Further, that “defenses may be available in the requested state that would not be available in the requesting state, or that different requirements of proof are applicable in the two states, does not defeat extradition under the dual criminality principle.”
Gallo’s arguments misconstrue the focus of the dual criminality doctrine and the effect of a
Pinkerton
instruction. ■ While dual criminality focuses on the characterization of the acts of the defendant, a
Pinkerton
instruction provides the jury with the legal ramifications of those acts under the laws of the United States. Once the surrendering country determines that the acts charged constitute a serious offense, the doctrine does 'not require that “the scope of the liability shall be coextensive” whether convicted in the requesting or surrendering state.

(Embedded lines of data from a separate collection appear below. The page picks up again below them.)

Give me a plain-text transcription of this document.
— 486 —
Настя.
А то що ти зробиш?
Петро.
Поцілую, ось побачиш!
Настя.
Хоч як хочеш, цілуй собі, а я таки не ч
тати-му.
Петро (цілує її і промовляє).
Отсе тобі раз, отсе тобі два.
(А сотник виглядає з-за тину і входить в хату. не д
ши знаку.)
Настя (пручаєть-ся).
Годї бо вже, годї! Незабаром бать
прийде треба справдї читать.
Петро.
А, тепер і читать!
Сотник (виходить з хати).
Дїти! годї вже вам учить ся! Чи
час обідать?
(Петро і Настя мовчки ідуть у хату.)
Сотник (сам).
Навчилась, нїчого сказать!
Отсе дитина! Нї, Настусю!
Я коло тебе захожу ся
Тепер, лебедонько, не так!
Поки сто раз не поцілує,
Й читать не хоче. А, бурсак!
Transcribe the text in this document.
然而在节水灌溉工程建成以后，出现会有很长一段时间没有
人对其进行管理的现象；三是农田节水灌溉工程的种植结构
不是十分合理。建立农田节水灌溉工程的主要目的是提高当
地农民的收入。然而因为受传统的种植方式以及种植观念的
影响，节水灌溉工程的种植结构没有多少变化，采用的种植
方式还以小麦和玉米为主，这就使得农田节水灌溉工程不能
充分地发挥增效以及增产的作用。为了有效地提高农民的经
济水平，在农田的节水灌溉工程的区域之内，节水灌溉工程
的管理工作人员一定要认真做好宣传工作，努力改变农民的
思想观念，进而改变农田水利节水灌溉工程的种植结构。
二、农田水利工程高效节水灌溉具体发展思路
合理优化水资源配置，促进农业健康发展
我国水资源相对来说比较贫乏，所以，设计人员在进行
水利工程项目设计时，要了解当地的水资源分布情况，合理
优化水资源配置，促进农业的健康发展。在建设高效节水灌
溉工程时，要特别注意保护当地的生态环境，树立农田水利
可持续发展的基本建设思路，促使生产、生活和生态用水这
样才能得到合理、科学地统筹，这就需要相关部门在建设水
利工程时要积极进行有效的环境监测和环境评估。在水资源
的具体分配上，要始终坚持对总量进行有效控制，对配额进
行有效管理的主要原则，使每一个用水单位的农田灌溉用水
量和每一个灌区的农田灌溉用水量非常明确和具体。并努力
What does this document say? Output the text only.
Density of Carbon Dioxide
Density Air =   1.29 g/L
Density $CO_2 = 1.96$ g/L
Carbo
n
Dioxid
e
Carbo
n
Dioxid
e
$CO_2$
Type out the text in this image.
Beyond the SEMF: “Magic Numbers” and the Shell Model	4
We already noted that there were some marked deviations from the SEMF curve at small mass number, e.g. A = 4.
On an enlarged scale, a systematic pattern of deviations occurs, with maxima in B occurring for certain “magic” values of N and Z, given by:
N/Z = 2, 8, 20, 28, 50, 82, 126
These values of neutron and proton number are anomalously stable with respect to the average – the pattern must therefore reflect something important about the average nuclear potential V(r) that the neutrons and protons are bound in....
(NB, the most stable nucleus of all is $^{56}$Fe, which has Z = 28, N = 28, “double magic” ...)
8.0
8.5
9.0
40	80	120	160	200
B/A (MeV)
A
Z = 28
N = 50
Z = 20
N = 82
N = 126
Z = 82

With respect to Diplomatic Note E-1518,
we reaffirm our ruling on Gallo’s direct appeal that “this note has no persuasive or precedential value in this case.”
As we there noted, “international principles of law cannot be ‘construed to permit foreign intrusion into the evidentiary or procedural rules of the requisitioning state.’ ”
We are mindful of language in some cases which supports giving weight to the views of the surrendering country.
We
conclude, however, that these cases deal primarily with a surrendering state’s perspective on the criminality of a relator’s conduct in the first instance, rather than on the theory of liability used to convict a relator for conduct that the surrendering state has viewed as criminal. As Gallo observed in his brief, the government of Colombia subjected the petitions for his extradition to a very careful analysis. Thereafter, it determined that some of the conduct alleged was criminal in Colombia, and it extradited Gallo on the basis of that conduct. Following this extradition, our government may prosecute Gallo for his acts in accordance with the laws of the United States.
CONCLUSION
Gallo has not established ineffective assistance of counsel. Further, neither the dual criminality doctrine nor the doctrine of specialty render the district court’s decision to give a
Pinkerton
instruction for the substantive counts erroneous. The judgment appealed is AFFIRMED.